I am trying to train a Faster RCNN Network on a custom dataset consisting of images for object detection. However, I don’t want to directly give an RGB image as input, I actually need to pass it through another network (a feature extractor) along with the corresponding thermal image and give the extracted features as the input to the FRCNN Network. The feature extractor combines these two images into a 4 channel tensor and the output is a 5 channel tensor. It is this 5 channel tensor that I wish to give as input to the Faster RCNN Network.

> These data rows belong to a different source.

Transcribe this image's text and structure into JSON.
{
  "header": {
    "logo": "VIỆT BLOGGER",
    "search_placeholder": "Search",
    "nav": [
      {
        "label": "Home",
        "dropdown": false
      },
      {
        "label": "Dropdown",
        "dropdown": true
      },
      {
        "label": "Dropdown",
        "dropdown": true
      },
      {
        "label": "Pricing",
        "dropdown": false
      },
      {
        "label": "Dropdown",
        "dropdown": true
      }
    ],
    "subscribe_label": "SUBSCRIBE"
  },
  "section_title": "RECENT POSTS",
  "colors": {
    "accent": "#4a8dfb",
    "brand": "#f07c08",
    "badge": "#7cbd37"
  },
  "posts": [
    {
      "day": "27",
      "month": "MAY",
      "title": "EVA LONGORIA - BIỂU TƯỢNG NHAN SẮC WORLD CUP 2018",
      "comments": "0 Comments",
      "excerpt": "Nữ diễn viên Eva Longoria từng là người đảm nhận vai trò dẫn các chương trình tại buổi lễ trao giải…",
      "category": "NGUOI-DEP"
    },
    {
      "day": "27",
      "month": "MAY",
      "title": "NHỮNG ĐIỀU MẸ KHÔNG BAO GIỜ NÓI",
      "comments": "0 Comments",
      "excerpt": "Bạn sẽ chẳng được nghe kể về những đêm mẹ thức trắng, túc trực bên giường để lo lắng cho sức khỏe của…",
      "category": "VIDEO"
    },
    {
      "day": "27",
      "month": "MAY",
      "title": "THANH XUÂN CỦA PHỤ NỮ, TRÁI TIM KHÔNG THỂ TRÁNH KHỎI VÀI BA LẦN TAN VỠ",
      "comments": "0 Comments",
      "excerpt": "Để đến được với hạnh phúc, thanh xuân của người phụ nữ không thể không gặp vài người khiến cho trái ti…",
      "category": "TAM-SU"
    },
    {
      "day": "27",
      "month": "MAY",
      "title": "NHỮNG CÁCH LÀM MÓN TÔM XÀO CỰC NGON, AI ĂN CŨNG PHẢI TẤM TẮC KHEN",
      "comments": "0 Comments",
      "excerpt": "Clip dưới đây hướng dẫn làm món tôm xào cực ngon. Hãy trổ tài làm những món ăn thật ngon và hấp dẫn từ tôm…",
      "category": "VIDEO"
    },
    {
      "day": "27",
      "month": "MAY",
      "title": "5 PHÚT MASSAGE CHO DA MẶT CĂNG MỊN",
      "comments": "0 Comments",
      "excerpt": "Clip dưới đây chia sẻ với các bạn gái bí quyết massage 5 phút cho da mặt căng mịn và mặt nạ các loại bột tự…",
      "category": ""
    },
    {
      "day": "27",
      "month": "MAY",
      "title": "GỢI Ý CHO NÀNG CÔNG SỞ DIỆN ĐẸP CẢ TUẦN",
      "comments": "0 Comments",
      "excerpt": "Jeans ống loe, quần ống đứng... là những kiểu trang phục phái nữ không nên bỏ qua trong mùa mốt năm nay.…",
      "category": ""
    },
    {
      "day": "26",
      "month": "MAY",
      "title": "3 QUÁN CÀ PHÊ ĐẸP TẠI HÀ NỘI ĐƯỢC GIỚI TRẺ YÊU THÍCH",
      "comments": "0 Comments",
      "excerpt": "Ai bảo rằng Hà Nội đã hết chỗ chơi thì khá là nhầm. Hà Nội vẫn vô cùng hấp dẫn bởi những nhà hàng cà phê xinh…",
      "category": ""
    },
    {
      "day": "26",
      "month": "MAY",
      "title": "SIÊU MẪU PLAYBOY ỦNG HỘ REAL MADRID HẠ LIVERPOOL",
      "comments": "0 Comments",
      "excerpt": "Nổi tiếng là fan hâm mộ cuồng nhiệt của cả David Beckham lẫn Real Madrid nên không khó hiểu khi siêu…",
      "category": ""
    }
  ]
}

I followed the PyTorch docs for Object Detection Finetuning (link here) and came up with the following code to suit my dataset.
class CustomDataset(torch.utils.data.Dataset):
def __getitem__(self, idx):
self.num_classes = 5
img_rgb_path = os.path.join(self.root, "rgb/", self.rgb_imgs[idx])
img_thermal_path = os.path.join(self.root, "thermal/", self.thermal_imgs[idx])
img_rgb = Image.open(img_rgb_path)
img_rgb = np.array(img_rgb)
x_rgb = TF.to_tensor(img_rgb)
x_rgb.unsqueeze_(0)
img_thermal = Image.open(img_thermal_path)
img_thermal = np.array(img_thermal)
img_thermal = np.expand_dims(img_thermal,-1)
x_th = TF.to_tensor(img_thermal)
x_th.unsqueeze_(0)
print(x_rgb.shape) # shape of [3,640,512]
print(x_th.shape) # shape of [1,640,512]
input = torch.cat((x_rgb,x_th),dim=1) # shape of [4,640,512]
img = self.feature_extractor(input) # My custom feature extractor which returns a 5 dimensional tensor
print(img.shape) # shape of [5,640,512]
filename = os.path.join(self.root,'annotations',self.annotations[idx])
tree = ET.parse(filename)
objs = tree.findall('object')
num_objs = len(objs)
boxes = np.zeros((num_objs, 4), dtype=np.uint16)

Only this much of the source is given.